The group used a remotely-operated underwater vehicle to inspect Enbridge’s Line 5 pipeline along the bottom of the strait. “Among the things they found were stones they say appear arranged in circular and linear patterns on the lake floor,” the Free Press writes. “If that was done by the hands of humans, it occurred when the Straits area, which divides Michigan’s peninsulas, was last above water—near the end of the last Ice Age, about 10,000 years ago.”
The stone formation “seems to correlate” with another one discovered in 2009 by University of Michigan archaeologist John O’Shea, beneath Lake Huron. In February, O’Shea said the Enbridge consultant told him he’d seen similar formations in the Straits.

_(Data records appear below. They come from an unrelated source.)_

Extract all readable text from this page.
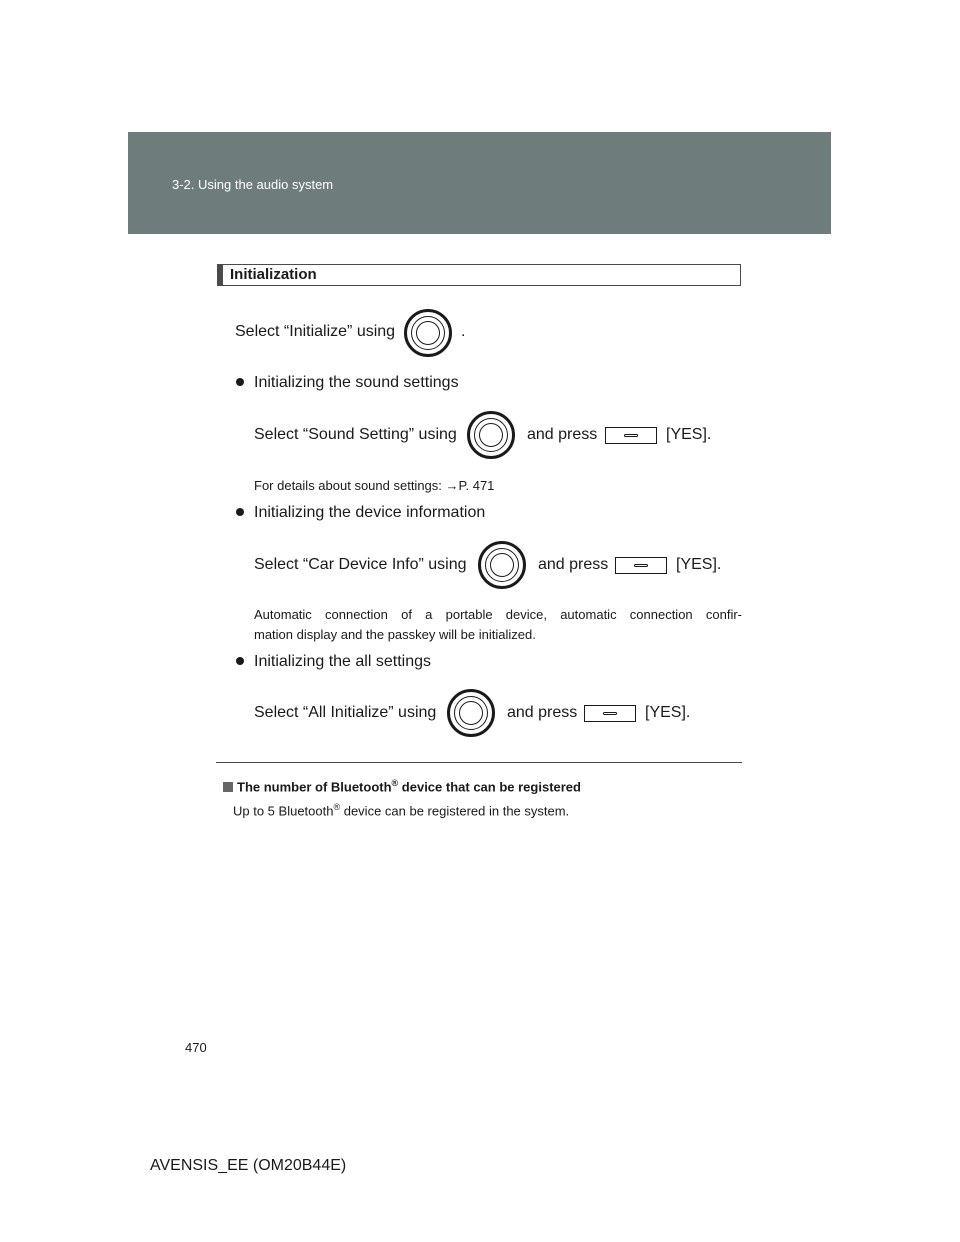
3-2. Using the audio system
Initialization
Select “Initialize” using	.
Initializing the sound settings
Select “Sound Setting” using	and press	[YES].
For details about sound settings: →P. 471
Initializing the device information
Select “Car Device Info” using	and press	[YES].
Automatic connection of a portable device, automatic connection confir-
mation display and the passkey will be initialized.
Initializing the all settings
Select “All Initialize” using	and press	[YES].
The number of Bluetooth® device that can be registered
Up to 5 Bluetooth® device can be registered in the system.
470
AVENSIS_EE (OM20B44E)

“This entire story is very disturbing,” O’Shea wrote in a February 12 letter to deputy state historic preservation officer Martha MacFarlane-Faes.
“When the technician noticed linear stone alignments of the type documented in Lake Huron, he was told to ignore them,” he added. “When he asked permission to consult with me about their potential cultural origin, his request was again denied. He was subsequently removed from the project and was not allowed to see the final report.”
A report from Enbridge to the state last year said it found 32 “acoustical contacts” on the floor of the Straits near the pipeline tunnel the company is planning to build, but “none…were determined likely to represent a submerged cultural resource.” The Florida-based cultural resource management company responsible for the survey, SEARCH, didn’t reply to the Free Press’ requests for comment, but Enbridge spokesperson Ryan Duffy said the fossil didn’t put any constraints on the research.
“We did not limit the work of SEARCH in its assessment,” he told the Free Press. “Enbridge is committed to a process of identifying culturally and archeologically significant features in the Straits.”